Giant-cavity-based quantum sensors with enhanced performance

TL;DR

This paper introduces a giant-cavity-based quantum sensor leveraging multiple position-dependent couplings to significantly improve sensitivity and noise reduction compared to traditional sensors.

Contribution

It proposes a novel quantum sensor design using giant cavities with multiple couplings, enhancing performance and noise suppression over existing cavity-based sensors.

Findings

Output noise reduced to shot noise level, about ten times lower.

Signal-to-noise ratio per photon increased by about ten times.

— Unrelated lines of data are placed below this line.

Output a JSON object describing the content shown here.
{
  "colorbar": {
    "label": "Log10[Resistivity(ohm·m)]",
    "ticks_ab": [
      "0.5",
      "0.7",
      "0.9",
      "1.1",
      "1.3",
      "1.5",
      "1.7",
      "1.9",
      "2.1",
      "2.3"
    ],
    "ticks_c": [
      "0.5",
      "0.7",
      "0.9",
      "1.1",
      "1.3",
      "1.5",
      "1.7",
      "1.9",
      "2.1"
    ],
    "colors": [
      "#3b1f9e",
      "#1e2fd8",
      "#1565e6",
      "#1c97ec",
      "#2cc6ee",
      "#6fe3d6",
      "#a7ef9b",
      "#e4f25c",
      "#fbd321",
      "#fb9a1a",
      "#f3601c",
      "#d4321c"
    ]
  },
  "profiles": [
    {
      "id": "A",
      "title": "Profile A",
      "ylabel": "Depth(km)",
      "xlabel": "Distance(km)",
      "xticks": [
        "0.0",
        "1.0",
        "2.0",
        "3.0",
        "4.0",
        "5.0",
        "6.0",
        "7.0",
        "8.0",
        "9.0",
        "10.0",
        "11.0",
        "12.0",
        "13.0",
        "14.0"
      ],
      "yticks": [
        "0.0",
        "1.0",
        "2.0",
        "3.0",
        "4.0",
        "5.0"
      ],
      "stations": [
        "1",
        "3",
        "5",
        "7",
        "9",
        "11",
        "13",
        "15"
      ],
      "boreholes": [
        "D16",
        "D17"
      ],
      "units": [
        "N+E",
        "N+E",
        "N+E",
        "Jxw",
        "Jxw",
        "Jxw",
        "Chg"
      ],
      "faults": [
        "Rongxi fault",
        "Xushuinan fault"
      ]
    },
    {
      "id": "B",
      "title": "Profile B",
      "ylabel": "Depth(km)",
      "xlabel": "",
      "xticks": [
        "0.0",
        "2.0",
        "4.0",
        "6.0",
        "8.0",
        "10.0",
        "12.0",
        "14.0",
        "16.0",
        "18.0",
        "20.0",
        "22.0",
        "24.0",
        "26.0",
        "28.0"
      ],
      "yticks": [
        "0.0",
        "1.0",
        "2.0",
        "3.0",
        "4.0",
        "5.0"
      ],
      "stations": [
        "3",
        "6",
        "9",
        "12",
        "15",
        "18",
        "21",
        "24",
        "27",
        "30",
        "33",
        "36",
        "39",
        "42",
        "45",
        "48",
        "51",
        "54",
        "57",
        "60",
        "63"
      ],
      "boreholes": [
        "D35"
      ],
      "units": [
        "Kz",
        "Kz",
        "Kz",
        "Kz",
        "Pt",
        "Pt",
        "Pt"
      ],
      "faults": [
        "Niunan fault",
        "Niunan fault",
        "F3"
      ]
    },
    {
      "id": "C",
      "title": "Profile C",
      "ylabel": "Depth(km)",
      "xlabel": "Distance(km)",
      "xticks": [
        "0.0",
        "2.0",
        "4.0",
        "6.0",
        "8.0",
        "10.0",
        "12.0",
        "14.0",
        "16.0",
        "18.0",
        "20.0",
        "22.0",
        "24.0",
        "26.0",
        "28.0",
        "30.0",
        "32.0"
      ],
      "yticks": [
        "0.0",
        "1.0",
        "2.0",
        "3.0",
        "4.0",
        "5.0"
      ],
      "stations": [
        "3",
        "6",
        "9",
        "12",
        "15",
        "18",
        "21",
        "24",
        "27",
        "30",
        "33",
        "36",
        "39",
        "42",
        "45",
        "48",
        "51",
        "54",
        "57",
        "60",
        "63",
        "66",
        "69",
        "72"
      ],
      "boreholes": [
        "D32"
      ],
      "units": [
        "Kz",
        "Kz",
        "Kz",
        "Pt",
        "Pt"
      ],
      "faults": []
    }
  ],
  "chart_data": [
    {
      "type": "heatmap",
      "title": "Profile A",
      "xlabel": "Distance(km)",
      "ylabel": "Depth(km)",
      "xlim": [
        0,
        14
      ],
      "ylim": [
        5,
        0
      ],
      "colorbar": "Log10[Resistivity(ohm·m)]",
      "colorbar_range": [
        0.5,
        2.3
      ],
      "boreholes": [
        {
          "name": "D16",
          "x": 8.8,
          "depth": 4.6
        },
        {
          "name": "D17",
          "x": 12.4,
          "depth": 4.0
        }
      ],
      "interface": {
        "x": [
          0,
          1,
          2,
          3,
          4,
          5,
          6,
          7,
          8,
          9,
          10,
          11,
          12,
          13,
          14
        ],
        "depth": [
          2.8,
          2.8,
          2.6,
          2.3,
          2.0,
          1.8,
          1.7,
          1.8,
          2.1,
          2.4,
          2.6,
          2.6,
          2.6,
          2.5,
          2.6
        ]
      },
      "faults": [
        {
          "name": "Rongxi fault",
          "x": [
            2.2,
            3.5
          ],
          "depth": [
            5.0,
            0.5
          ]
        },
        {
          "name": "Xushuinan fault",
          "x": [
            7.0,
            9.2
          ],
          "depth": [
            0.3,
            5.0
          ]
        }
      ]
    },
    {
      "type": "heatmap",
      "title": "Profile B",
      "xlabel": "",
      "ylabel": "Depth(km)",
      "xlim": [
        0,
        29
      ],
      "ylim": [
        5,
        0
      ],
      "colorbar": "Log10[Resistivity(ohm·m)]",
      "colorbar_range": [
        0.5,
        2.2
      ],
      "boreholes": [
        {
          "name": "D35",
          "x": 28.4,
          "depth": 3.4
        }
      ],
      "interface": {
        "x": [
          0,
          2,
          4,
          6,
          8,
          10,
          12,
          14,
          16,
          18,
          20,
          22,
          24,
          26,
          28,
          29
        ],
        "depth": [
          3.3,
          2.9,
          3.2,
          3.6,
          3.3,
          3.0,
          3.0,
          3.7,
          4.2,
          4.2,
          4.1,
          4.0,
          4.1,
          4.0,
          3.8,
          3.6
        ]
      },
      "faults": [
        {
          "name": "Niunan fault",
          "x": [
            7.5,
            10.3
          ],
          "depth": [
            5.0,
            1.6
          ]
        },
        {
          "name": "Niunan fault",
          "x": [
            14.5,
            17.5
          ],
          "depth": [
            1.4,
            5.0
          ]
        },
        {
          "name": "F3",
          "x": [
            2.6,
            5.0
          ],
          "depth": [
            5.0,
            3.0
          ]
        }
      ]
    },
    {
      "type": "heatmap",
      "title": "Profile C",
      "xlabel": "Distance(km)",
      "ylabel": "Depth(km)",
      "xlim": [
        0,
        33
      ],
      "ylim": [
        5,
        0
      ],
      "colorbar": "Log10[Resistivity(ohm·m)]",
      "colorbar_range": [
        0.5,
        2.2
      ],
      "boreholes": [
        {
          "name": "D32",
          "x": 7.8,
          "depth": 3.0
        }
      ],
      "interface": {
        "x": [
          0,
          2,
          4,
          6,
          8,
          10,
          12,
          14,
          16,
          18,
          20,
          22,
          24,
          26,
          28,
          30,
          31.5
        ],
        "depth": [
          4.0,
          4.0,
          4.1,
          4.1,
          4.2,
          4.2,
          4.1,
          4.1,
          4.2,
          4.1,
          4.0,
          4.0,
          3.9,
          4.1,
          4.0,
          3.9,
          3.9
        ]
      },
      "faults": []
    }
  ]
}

Enhanced sensor performance due to inherent non-reciprocal cavity coupling.

Abstract

Recent progresses have revealed that quantum systems with multiple position-dependent couplings, e.g., giant atoms, can exhibit some unconventional phenomena, such as non-exponential decay etc. However, their potential applications are still open questions. In this paper, we propose a giant-cavity-based quantum sensor for the first time, whose performance can be greatly enhanced compared to traditional cavity-based sensors. In our proposal, two cavities couple to a dissipative reservoir at multiple points while they couple to a gain reservoir in a single-point way. To detecting a unknown parameter using this sensor, a waveguide is coupled to one of the cavities where detecting fields can pass through for homodyne detection. We find that multiple position-dependent couplings can induce an inherent non-reciprocal coupling between the cavities, which can enhance the performance of sensors. Output noise in our scheme can be reduced to the shot noise level, which is about one order magnitude lower than the results in Ref. [Nature Communications, 2018, 9, 4320.]. Besides, the signal-to-noise ratio per photon is also enhanced by about one order of magnitude. These results show that the multiple-point-coupling structure is beneficial to nowadays quantum devices.